Let’s look at the data set I chose for the Visualization.

data("nyc_regents_scores")

Let’s investigate the structure of the data set.

str(nyc_regents_scores)

## 'data.frame':    102 obs. of  6 variables:
##  $ score             : num  0 1 2 3 4 5 6 7 8 9 ...
##  $ integrated_algebra: num  56 NA 1 NA 3 2 4 1 24 3 ...
##  $ global_history    : num  55 8 9 3 15 11 29 37 53 49 ...
##  $ living_environment: num  66 3 2 1 1 10 3 2 6 3 ...
##  $ english           : num  165 69 237 190 109 122 151 175 197 175 ...
##  $ us_history        : num  65 4 16 10 6 8 7 12 16 28 ...

Checking if there’s any Na’s in the data set.

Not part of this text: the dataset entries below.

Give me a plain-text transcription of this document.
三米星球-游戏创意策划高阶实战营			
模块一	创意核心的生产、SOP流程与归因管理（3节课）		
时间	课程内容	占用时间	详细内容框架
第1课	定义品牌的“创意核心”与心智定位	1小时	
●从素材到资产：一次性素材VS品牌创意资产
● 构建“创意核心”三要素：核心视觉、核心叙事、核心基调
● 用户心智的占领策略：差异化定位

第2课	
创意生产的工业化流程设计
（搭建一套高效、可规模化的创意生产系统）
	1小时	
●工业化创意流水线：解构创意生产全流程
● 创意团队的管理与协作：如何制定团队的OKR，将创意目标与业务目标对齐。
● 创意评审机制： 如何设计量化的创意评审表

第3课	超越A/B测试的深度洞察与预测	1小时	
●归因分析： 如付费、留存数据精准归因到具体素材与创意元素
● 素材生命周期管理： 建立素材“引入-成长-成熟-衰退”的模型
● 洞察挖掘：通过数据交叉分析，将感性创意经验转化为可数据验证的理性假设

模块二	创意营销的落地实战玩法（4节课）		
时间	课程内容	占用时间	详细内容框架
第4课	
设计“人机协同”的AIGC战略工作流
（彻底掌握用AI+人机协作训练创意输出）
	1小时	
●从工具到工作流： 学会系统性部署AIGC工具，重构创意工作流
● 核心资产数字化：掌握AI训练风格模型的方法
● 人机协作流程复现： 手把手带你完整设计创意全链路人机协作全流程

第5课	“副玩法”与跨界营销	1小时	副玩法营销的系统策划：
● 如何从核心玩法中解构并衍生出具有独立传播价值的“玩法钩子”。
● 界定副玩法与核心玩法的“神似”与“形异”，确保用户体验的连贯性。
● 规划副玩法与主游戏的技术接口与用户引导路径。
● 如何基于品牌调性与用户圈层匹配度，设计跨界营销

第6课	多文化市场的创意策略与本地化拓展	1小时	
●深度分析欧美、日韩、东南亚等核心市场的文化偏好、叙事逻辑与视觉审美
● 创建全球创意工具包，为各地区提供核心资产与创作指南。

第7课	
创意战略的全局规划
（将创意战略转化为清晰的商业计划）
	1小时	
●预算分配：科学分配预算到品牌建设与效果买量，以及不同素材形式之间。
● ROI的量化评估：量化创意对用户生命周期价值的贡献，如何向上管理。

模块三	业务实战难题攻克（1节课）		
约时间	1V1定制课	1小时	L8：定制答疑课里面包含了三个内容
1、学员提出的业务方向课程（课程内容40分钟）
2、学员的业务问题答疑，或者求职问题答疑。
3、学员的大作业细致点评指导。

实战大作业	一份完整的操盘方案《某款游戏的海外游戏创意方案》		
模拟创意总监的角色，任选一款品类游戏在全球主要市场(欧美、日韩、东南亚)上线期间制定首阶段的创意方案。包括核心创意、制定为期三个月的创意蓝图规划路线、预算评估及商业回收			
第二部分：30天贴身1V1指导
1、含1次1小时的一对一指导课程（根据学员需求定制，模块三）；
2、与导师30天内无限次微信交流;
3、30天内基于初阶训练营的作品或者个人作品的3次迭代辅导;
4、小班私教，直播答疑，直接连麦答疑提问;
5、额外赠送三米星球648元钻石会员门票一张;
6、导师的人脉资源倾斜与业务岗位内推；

sum(is.na(nyc_regents_scores))

## [1] 10

Let’s get rid of the Na’s and plot the line graph.

nyc_regents_scores %>%
    filter(!is.na(score) &
              !is.na(living_environment) &
             !is.na(global_history) &
             !is.na(english) & 
             !is.na(us_history)) %>%
    select(Score = score, 
           LV_Environment = living_environment,
           English = english,
           History = global_history, 
           US_H = us_history) %>%
gather(Subjects, Frequency,  History, US_H, English, LV_Environment) %>%
    ggplot(aes(Frequency, Score,  col = Subjects)) +
    geom_line(size = 0.9) +
    ylab("Score Frequency") +
    xlab("Scores from 0 to 100") +
    ggtitle("NYC Regents Exam Frequency Plot for Chosen Subjects") +
    scale_color_manual(values = c("#03436A", "#64A8D1", "#B0F26D", "#CFA127")) +
    theme_light()+
    xlim(c(0, 100)) +
    theme(strip.background= element_blank(),
        strip.text.x = element_blank(),
        strip.text.y = element_blank())

## Warning: Using `size` aesthetic for lines was deprecated in ggplot2 3.4.0.
## ℹ Please use `linewidth` instead.
## This warning is displayed once every 8 hours.
## Call `lifecycle::last_lifecycle_warnings()` to see where this warning was
## generated.

## Warning: Removed 328 rows containing missing values (`geom_line()`).

Conclusion.

The data set I chose in DSLabs is called, “nyc_regents_score”. This data set include scores of NYC Regents Exam in Integrated Algebra, Global History, Living Environment, English, and US History in 2010. I wanted to make a plot that contains score frequency of four subjects, and the subjects that seemed interesting to me was Living Environment, Global History, English and US History. For this assignment, I decided to create a line graph.I got rid of the NA values because it makes graphing a lot more easier. First, I thought I would use the “RCOLORBREWER” as usual to pick the colors of the lines but I ended up typing the color codes manually.